Indonesia often grants sentence reductions to prisoners on major holidays such as the nation's Independence Day, which was Wednesday.

Patek received a 5-month reduction for good behavior and could walk free this month from Porong Prison in East Java province if he gets parole, said Zaeroji, who heads the provincial office for the Ministry of Law and Human Rights.

Zaeroji, who goes by a single name, said Patek had the same rights as other inmates and had fulfilled legal requirements to receive sentence reductions. “While in the prison, he behaved very well and he regrets his radical past which has harmed society and the country and he has also vowed to be a good citizen,” Zaeroji said.

Patek was arrested in Pakistan in 2011 and tried in Indonesia, where he was convicted in 2012. He was originally sentenced to 20 years' imprisonment.

With his time served plus sentence reductions, he became eligible for parole on Aug. 14. The decision from the Ministry of Law and Human Rights is still pending, Zaeroji said. If refused parole, he could remain jailed until 2029.

Patek was one of several men implicated in the attack, which was widely blamed on Jemaah Islamiyah, a Southeast Asian militant group with ties to al-Qaida. Most of those killed in the bombing on the resort island were foreign tourists.

Another convicted conspirator, Ali Imron, was sentenced to life.
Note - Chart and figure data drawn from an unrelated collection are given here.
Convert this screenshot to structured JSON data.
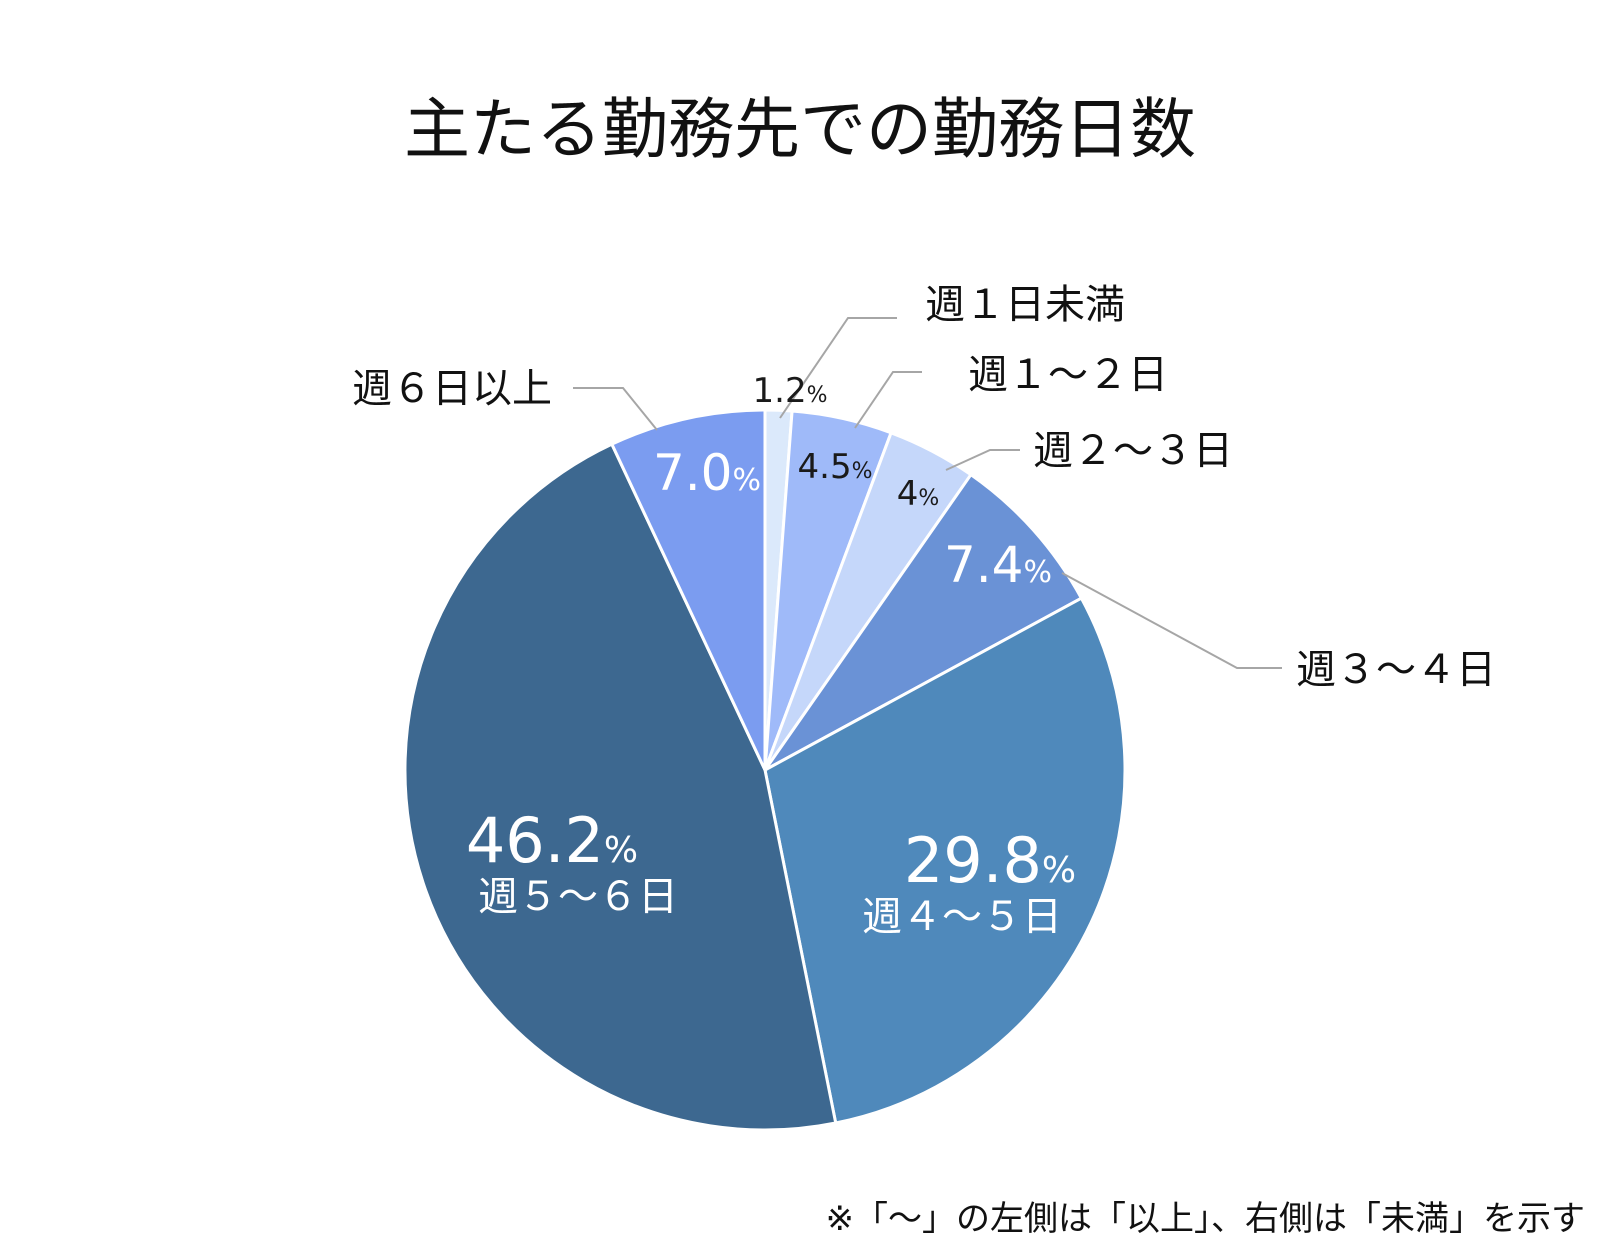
{
  "chart_data": {
    "type": "pie",
    "title": "主たる勤務先での勤務日数",
    "start_angle_deg": 0,
    "direction": "clockwise",
    "unit": "%",
    "slices": [
      {
        "label": "週１日未満",
        "value": 1.2,
        "value_text": "1.2",
        "color": "#dbe9fb",
        "label_color": "#1a1a1a"
      },
      {
        "label": "週１～２日",
        "value": 4.5,
        "value_text": "4.5",
        "color": "#9fbaf9",
        "label_color": "#1a1a1a"
      },
      {
        "label": "週２～３日",
        "value": 4,
        "value_text": "4",
        "color": "#c5d7fa",
        "label_color": "#1a1a1a"
      },
      {
        "label": "週３～４日",
        "value": 7.4,
        "value_text": "7.4",
        "color": "#6a92d6",
        "label_color": "#ffffff"
      },
      {
        "label": "週４～５日",
        "value": 29.8,
        "value_text": "29.8",
        "color": "#4f89bb",
        "label_color": "#ffffff"
      },
      {
        "label": "週５～６日",
        "value": 46.2,
        "value_text": "46.2",
        "color": "#3d6890",
        "label_color": "#ffffff"
      },
      {
        "label": "週６日以上",
        "value": 7,
        "value_text": "7.0",
        "color": "#7b9cf0",
        "label_color": "#ffffff"
      }
    ],
    "footnote": "※「～」の左側は「以上」、右側は「未満」を示す"
  }
}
Earlier this year, a third militant, Aris Sumarsono, whose real name is Arif Sunarso but is better known as Zulkarnaen, was sentenced to 15 years following his capture in 2020 after 18 years on the run.

Jan Laczynski, a survivor of the bombings, told Channel 9 that many Australians will be “devastated” by Patek's potential release. “This guy should not be going out unsupervised, unmonitored,” he said.